Beitrag von zilpzalp »

Hallo,

ich würde mich mal hier dran hängen. Bei uns sind es jetzt noch reichlich zwei Wochen bis zum Termin. Mein Kind wird noch gestillt, wenn auch ohne Milch, und das wird sich mit Sicherheit auch nicht mehr ändern, was auch ok so ist. Familienbett haben wir auch. Jetzt habe ich aber gelesen, dass die Kleinen immer auf abwechselnden Seiten gestillt werden sollten (also im Liegen meine ich), damit sie mal auf der einen, mal auf der anderen Seite liegen (damit sich der Kopf nicht verformt). Wie macht ihr das denn?

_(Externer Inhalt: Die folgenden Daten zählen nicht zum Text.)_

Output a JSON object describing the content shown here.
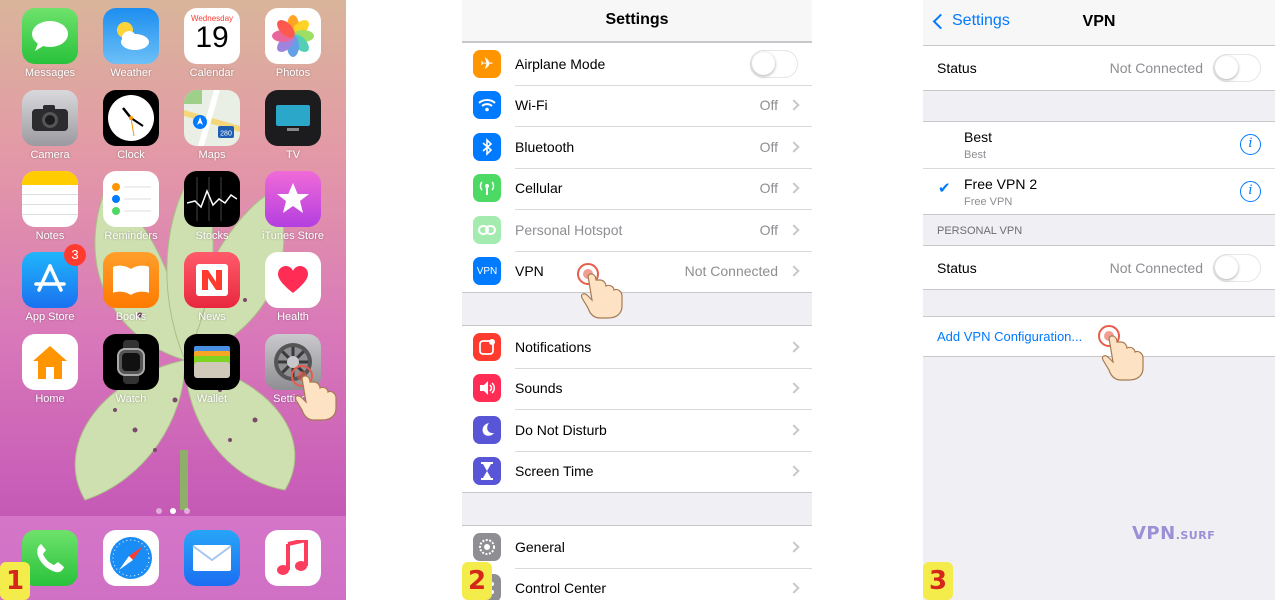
{
  "home": {
    "apps": [
      {
        "name": "Messages",
        "icon": "messages-icon"
      },
      {
        "name": "Weather",
        "icon": "weather-icon"
      },
      {
        "name": "Calendar",
        "icon": "calendar-icon"
      },
      {
        "name": "Photos",
        "icon": "photos-icon"
      },
      {
        "name": "Camera",
        "icon": "camera-icon"
      },
      {
        "name": "Clock",
        "icon": "clock-icon"
      },
      {
        "name": "Maps",
        "icon": "maps-icon"
      },
      {
        "name": "TV",
        "icon": "tv-icon"
      },
      {
        "name": "Notes",
        "icon": "notes-icon"
      },
      {
        "name": "Reminders",
        "icon": "reminders-icon"
      },
      {
        "name": "Stocks",
        "icon": "stocks-icon"
      },
      {
        "name": "iTunes Store",
        "icon": "itunes-store-icon"
      },
      {
        "name": "App Store",
        "icon": "app-store-icon"
      },
      {
        "name": "Books",
        "icon": "books-icon"
      },
      {
        "name": "News",
        "icon": "news-icon"
      },
      {
        "name": "Health",
        "icon": "health-icon"
      },
      {
        "name": "Home",
        "icon": "home-icon"
      },
      {
        "name": "Watch",
        "icon": "watch-icon"
      },
      {
        "name": "Wallet",
        "icon": "wallet-icon"
      },
      {
        "name": "Settings",
        "icon": "settings-icon"
      }
    ],
    "calendar_weekday": "Wednesday",
    "calendar_day": "19",
    "maps_shield": "280",
    "app_store_badge": "3",
    "dock": [
      "phone-icon",
      "safari-icon",
      "mail-icon",
      "music-icon"
    ],
    "step": "1"
  },
  "settings": {
    "title": "Settings",
    "group1": [
      {
        "label": "Airplane Mode",
        "value": "",
        "control": "toggle",
        "icon": "airplane-icon",
        "color": "#ff9500"
      },
      {
        "label": "Wi-Fi",
        "value": "Off",
        "control": "chevron",
        "icon": "wifi-icon",
        "color": "#007aff"
      },
      {
        "label": "Bluetooth",
        "value": "Off",
        "control": "chevron",
        "icon": "bluetooth-icon",
        "color": "#007aff"
      },
      {
        "label": "Cellular",
        "value": "Off",
        "control": "chevron",
        "icon": "cellular-icon",
        "color": "#4cd964"
      },
      {
        "label": "Personal Hotspot",
        "value": "Off",
        "control": "chevron",
        "icon": "hotspot-icon",
        "color": "#4cd964",
        "dimmed": true
      },
      {
        "label": "VPN",
        "value": "Not Connected",
        "control": "chevron",
        "icon": "vpn-icon",
        "icon_text": "VPN",
        "color": "#007aff"
      }
    ],
    "group2": [
      {
        "label": "Notifications",
        "icon": "notifications-icon",
        "color": "#ff3b30"
      },
      {
        "label": "Sounds",
        "icon": "sounds-icon",
        "color": "#ff2d55"
      },
      {
        "label": "Do Not Disturb",
        "icon": "moon-icon",
        "color": "#5856d6"
      },
      {
        "label": "Screen Time",
        "icon": "hourglass-icon",
        "color": "#5856d6"
      }
    ],
    "group3": [
      {
        "label": "General",
        "icon": "gear-icon",
        "color": "#8e8e93"
      },
      {
        "label": "Control Center",
        "icon": "control-center-icon",
        "color": "#8e8e93"
      }
    ],
    "step": "2"
  },
  "vpn": {
    "back_label": "Settings",
    "title": "VPN",
    "status_label": "Status",
    "status_value": "Not Connected",
    "configs": [
      {
        "name": "Best",
        "sub": "Best",
        "selected": false
      },
      {
        "name": "Free VPN 2",
        "sub": "Free VPN",
        "selected": true
      }
    ],
    "check_glyph": "✔",
    "info_glyph": "i",
    "personal_header": "PERSONAL VPN",
    "personal_status_label": "Status",
    "personal_status_value": "Not Connected",
    "add_label": "Add VPN Configuration...",
    "brand_main": "VPN",
    "brand_sub": ".SURF",
    "step": "3"
  },
  "colors": {
    "accent": "#007aff",
    "step_bg": "#f4ec4a",
    "step_fg": "#d5261c"
  }
}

Eigentlich war es geplant, dass Großkind auf meiner rechten Seite liegt und Kleinkind auf meiner linken Seite. Aber dann würde das Neugeborene immer auf derselben Seite liegen, die ganze Nacht. Und wenn ich aber für das kleine Kind die Seite wechsle, dann liegt es zwischen Großkind und mir. Da habe ich die Befürchtung, dass Großkind sich auf Kleinkind legt, einfach auch, weil sie nachts auch noch manchmal stillt und dann ja nicht weiß, dass Kleinkind inzwischen zwischen mir und ihr liegt. Ich hoffe, es war jetzt halbwegs verständlich, was ich meine...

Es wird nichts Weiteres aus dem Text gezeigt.